My husband said something similar last night over dinner. When he was young, he said, on the farm, he came to have this feeling that he would do something special out in the big world. He wasn't entirely sure quite what, although by the time he was ending his undergraduate degree, he knew it would involve world markets. When he achieved his dream, I think it was the happiest time of his life.

He is very unwell now, but he has this huge belief that he will get better, and seeing how he manifested his dream job, it's hard not to believe him, whilst at the same time, I said to him yesterday, 'Can you please let me take it one step at a time?'

We are very different in this way. I much prefer things to be steady. I like the day to day. I like morning tea. Like that. I like making dinner. I like meeting up with my adult children. I enjoy the beautiful morning sun we are experiencing this winter. I like it when the camelias bloom.

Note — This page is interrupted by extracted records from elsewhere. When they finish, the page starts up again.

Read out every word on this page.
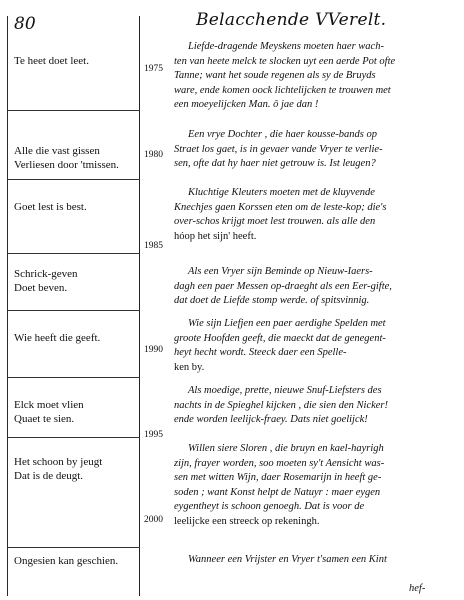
80	Belacchende VVerelt.
Te heet doet leet.
1975
Liefde-dragende Meyskens moeten haer wach-
ten van heete melck te slocken uyt een aerde Pot ofte
Tanne; want het soude regenen als sy de Bruyds
ware, ende komen oock lichtelijcken te trouwen met
een moeyelijcken Man. ô jae dan !
Alle die vast gissen
Verliesen door 'tmissen.
1980
Een vrye Dochter , die haer kousse-bands op
Straet los gaet, is in gevaer vande Vryer te verlie-
sen, ofte dat hy haer niet getrouw is. Ist leugen?
Goet lest is best.
1985
Kluchtige Kleuters moeten met de kluyvende
Knechjes gaen Korssen eten om de leste-kop; die's
over-schos krijgt moet lest trouwen. als alle den
hóop het sijn' heeft.
Schrick-geven
Doet beven.
Als een Vryer sijn Beminde op Nieuw-Iaers-
dagh een paer Messen op-draeght als een Eer-gifte,
dat doet de Liefde stomp werde. of spitsvinnig.
Wie heeft die geeft.
1990
Wie sijn Liefjen een paer aerdighe Spelden met
groote Hoofden geeft, die maeckt dat de genegent-
heyt hecht wordt. Steeck daer een Spelle-
ken by.
Elck moet vlien
Quaet te sien.
1995
Als moedige, prette, nieuwe Snuf-Liefsters des
nachts in de Spieghel kijcken , die sien den Nicker!
ende worden leelijck-fraey. Dats niet goelijck!
Het schoon by jeugt
Dat is de deugt.
2000
Willen siere Sloren , die bruyn en kael-hayrigh
zijn, frayer worden, soo moeten sy't Aensicht was-
sen met witten Wijn, daer Rosemarijn in heeft ge-
soden ; want Konst helpt de Natuyr : maer eygen
eygentheyt is schoon genoegh. Dat is voor de
leelijcke een streeck op rekeningh.
Ongesien kan geschien.	Wanneer een Vrijster en Vryer t'samen een Kint
hef-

Well, of course, this was the attraction for me, wasn't it? The polar opposite of myself. The guy with adventure in his soul; the dream in his heart. Who else could take me out of myself in this way? Who else could challenge a degree of complacency in my being, the comfort in the day to day?

Man, at times it has been a struggle. My inner being wants to scream, can't things just be normal? But that's the thing, isn't it? What is normal anyway?

You know what though? I think I am at peace with the different perspectives now. I'm curious about it rather than discombobulated about it. I think after nearly 50 years, I am getting used to it.